# Tuesday, April 27, 2004

As previously mentioned, Scott and I are working on some pretty cool stuff involving generating code from XML Schema, and then doing various bits of stuff to those generated objects.  Today what I'm pondering is not the code generation part per se, but the bits of stuff afterwards part. 

For example, if you want to take your generated class and serialize it as a string, there are (at least) three options:

  • Generate the serialization code as part of the code generation itself.  E.g. code gen the objects .ToString() method at the same time as the rest of the code.
  • Insert some cues into the object at code gen time, in the form of custom attributes, then reflect over the object at runtime and decide how to serialize it.
  • Insert some cues into the object at code gen time, in the form of custom attributes, then reflect over the object once at runtime and dynamically build the serialization code, which can then be cached (a la the XmlSerializer).

The advantage to number one is that it's fairly easy to understand, the code is pretty easy to generate, and the resulting code is probably the most performant.  The disadvantages are that the code embedded in the code gen process is a bit harder to maintain, since it's "meta-code", and that if you want to support different serialization formats for the same object, you might have to generate quite a lot of code, which embeds a lot of behavior into the objects.  That may not be a bad thing, since the whole point is that you can always regenerate the objects if the serialization behavior needs to change.

The advantage to number two is that it is the most flexible.  The objects don't need to know anything at all about any of the formats they might be serialized into, with the exception of having to be marked up with any appropriate custom attributes.  You can add new serialization methods without having to touch the objects themselves.  The biggest drawback (I think) is the reliance on reflection.  It's hard for some people to understand the reflection model, which might make the code harder to maintain.  Also, there are theoretical performance issues with using reflection all the time (many of which would be solved by #3) although we've been running this code in production and it's performing fine, but that's no guarantee that it always will.  Scott is also a bit concerned that we may run into a situation where our code isn't granted reflection privileges, but in that case we'll have plenty of other problems to deal with too.  As long as our code can be fully trusted I don't think that's a big issue.

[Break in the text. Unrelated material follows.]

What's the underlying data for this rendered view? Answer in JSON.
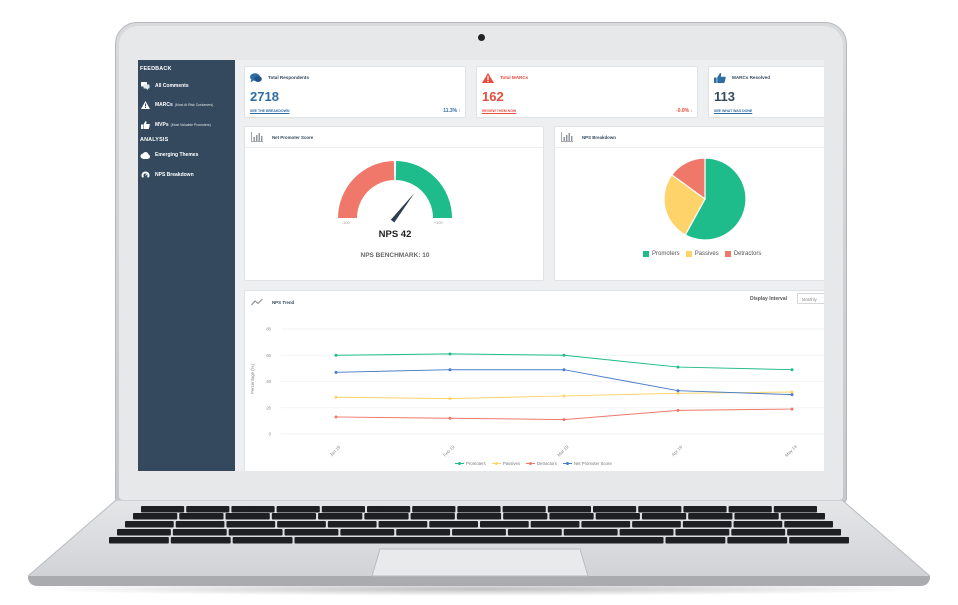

The advantage to number three is essentially that of number two, with the addition of extra performance at runtime.  We can dynamically generate the serialization code for each object, and cache the compiled assembly just like the XmlSerializer does.  The biggest disadvantages are that it still leaves open the reflection permission isse, and (first and foremost) it's a lot more work to code it that way.  Like #1, you end up writing meta-code which takes that extra level of abstraction in thinking about.

Practically speaking, so far I find #1 easier to understand but harder to maintain, and #2 easier to maintain but much harder to explain to people. 

If anyone has any opinions or experiences I'd love to hear them.